Can a fracture in the metatarsal seem like a plantar plate sprain? Well, that’s what we’re talking about today on the Doc On The Run Podcast.
There are times when you might have a fracture in your foot and your doctor wants to order an X-ray. There are other times when it’s extremely unlikely that you have a broken bone at all and it’s just a soft tissue injury in which case, the X-rays would be a total waste of time, money and frankly, unnecessary exposure to radiation. So, you always want to make sure that it’s really necessary to do X-rays before you get X-rays.
One of the questions I get a lot is when somebody has pain that seems like it’s a plantar plate injury, they want to know if it might actually be a fracture. And I have only seen one case where somebody actually had pain in the exact same spot you would have pain when you had a plantar plate injury.
Not surprisingly, if you press right on the bottom of the foot, right where the toe attaches to the second metatarsal where the plantar plate ligament is, it hurts. Now in this case, the guy actually had a tiny little chip fracture right under the plantar plate ligament and so when he pressed on it, it seemed like a plantar plate type of injury.
His story didn’t fit with that. So, I was suspicious that he had a fracture because of the way the injury happened. But if the only thing you said is where does it hurt when you push on it, and he had said it only hurts right here, I would have said “Yeah, that’s probably a plantar plate sprain.” But this is why you have to really take the whole picture into account.

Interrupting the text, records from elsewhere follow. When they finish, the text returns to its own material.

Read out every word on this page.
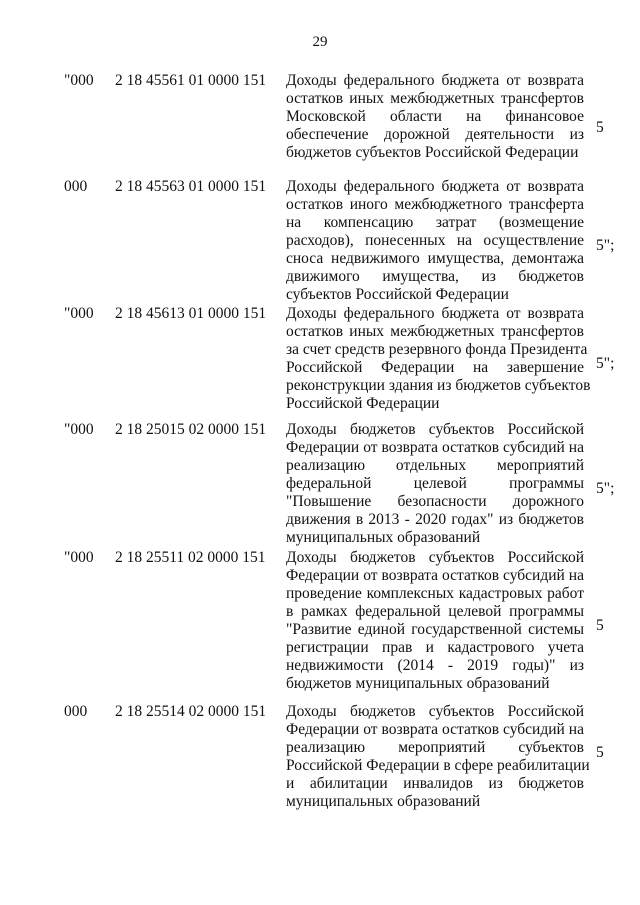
29
"000 2 18 45561 01 0000 151 Доходы федерального бюджета от возврата
остатков иных межбюджетных трансфертов
Московской области на финансовое
обеспечение дорожной деятельности из
бюджетов субъектов Российской Федерации
5
000 2 18 45563 01 0000 151 Доходы федерального бюджета от возврата
остатков иного межбюджетного трансферта
на компенсацию затрат (возмещение
расходов), понесенных на осуществление
сноса недвижимого имущества, демонтажа
движимого имущества, из бюджетов
субъектов Российской Федерации
5";
"000 2 18 45613 01 0000 151 Доходы федерального бюджета от возврата
остатков иных межбюджетных трансфертов
за счет средств резервного фонда Президента
Российской Федерации на завершение
реконструкции здания из бюджетов субъектов
Российской Федерации
5";
"000 2 18 25015 02 0000 151 Доходы бюджетов субъектов Российской
Федерации от возврата остатков субсидий на
реализацию отдельных мероприятий
федеральной целевой программы
"Повышение безопасности дорожного
движения в 2013 - 2020 годах" из бюджетов
муниципальных образований
5";
"000 2 18 25511 02 0000 151 Доходы бюджетов субъектов Российской
Федерации от возврата остатков субсидий на
проведение комплексных кадастровых работ
в рамках федеральной целевой программы
"Развитие единой государственной системы
регистрации прав и кадастрового учета
недвижимости (2014 - 2019 годы)" из
бюджетов муниципальных образований
5
000 2 18 25514 02 0000 151 Доходы бюджетов субъектов Российской
Федерации от возврата остатков субсидий на
реализацию мероприятий субъектов
Российской Федерации в сфере реабилитации
и абилитации инвалидов из бюджетов
муниципальных образований
5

In his case, he’s actually a running coach and he was doing a training drill where he was doing some skipping drills basically swinging his foot through barefoot on the track to warm up. And what happened is that as he was swinging through barefoot, the foot actually slammed into the track and it actually chipped the metatarsal bone, specifically the metatarsal head. And in that case, this is different.
It did hurt when he pushed on it, obviously but it was a different injury. It wasn’t a soft tissue injury. It wasn’t a plantar plate sprain and it had to be treated differently. So, when we got X-rays of the foot, you could actually see this little bitty fracture right there. But you have to get specific views to make sure you see it. In that case, we had to actually get a view of his foot called the sesamoid axial view where you pull up the toes and you’re actually looking straight under the metatarsal, which allowed it to look and see if the bottom of the metatarsal head is actually broken off.
Again, the reason I’m bringing this up is that it can happen extremely unlikely because I have only seen this once and his story fit more with a fracture than it did with a plantar plate ligament injury, which made it completely justifiable to get X-rays to take a look.